New York: Home schooling nearly doubled in NYC since pandemic’s start.
"This school year, roughly 14,800 children across the five boroughs have opted to learn outside of school walls, according to internal education department data obtained by Chalkbeat. That number jumped by nearly 7,000 — or 88% — since the pandemic hit with the biggest gain occurring this school year, as more than 4,000 new students registered to home-school."
Resources
America Is Facing a Great Talent Recession: Adrian Wooldridge in Bloomberg.
"The Covid pandemic provides both a timely warning and a spur: a warning of what happens to a historically rumbustious economy when workers become scarce, and a spur to fixing America’s long-term talent and labor-supply problems while there is still time."
"America’s triumphant educational story has taken a darker turn. High school graduation rates have stagnated: America is the only member country of the Organization for Economic Cooperation and Development in which the graduation rate for those ages 24 to 34 is no higher than for those ages 55 to 64."
"America faces a growing problem with vocational education — that is, with the training of workers, particularly those who don’t complete four-year college degrees, in job-related skills. People who leave school at 16 can’t access a clear, well-designed training system as exists in many European countries. And if they are lucky enough to get a job, they don’t have access to continuing education: Whereas you could once be promoted from the shop floor to, eventually, the executive suite, almost all the top jobs now go to people with college degrees."

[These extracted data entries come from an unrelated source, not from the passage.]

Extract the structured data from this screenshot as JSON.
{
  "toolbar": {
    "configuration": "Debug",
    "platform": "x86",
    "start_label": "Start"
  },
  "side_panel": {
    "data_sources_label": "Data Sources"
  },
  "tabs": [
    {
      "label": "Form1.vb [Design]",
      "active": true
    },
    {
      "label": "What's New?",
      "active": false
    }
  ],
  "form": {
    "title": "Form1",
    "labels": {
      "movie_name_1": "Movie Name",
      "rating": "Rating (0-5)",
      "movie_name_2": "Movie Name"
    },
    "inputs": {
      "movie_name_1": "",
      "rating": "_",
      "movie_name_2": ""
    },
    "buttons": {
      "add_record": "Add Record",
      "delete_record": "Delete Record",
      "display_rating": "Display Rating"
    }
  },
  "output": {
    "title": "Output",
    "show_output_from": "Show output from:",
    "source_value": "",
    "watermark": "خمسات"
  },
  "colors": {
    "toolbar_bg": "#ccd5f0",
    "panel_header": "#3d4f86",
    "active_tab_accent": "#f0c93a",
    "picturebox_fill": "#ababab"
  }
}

"Germany’s system provides a successful alternative to the U.S.’s college-first model: technical schools that enjoy “parity of esteem” with academic schools, and apprenticeships that give young people a chance to earn a living (and avoid accumulating debt) while at the same time learning a useful trade. Far from ignoring general principles, Germany’s vocational education provides a different way of teaching them, starting with the particular and working to the general — an approach that appeals to many practical-minded young people."
"This one-size-fits-all tradition is actually not very good at promoting its stated aim of equality."
"Parents of the middle class and higher can do everything in their power to stretch their (sometimes talented) children to the maximum — algebra classes in the evening, academic summer camps, weekend violin lessons... Though the one-size-fits-all approach might have been well-suited to the age of mass production and identikit managers, it is incompatible with one in which high ability drives a disproportionate amount of economic growth."
COVID is Forcing K-12 Schools to Rethink Testing: Via The Hill.
February Sucks: This local reporter keeps going viral for breaking that news. Video here.
"At one point, Killeen stands atop a parking garage in St Louis, gesturing at the dark office buildings behind him and says, “Something great happened here but it’s over with.”
Pointing to some trees: “It’s as if there is some awful truth out there in the trees. It’s hiding in the branches. Look at them. Something that’s been bothering you for a long time is out there. What is it? You can almost see the shape of it when all the color is gone and life is stripped down to the starkness of February."
"To hide the bleakness of February man invented Valentine's Day and Mardi Gras."
"But then February answered back with Ash Wednesday. What other month could host a holiday to remind us that we're going to die?"
"That's February for you. It's bleak. It's honest. And it just tells you the way it is."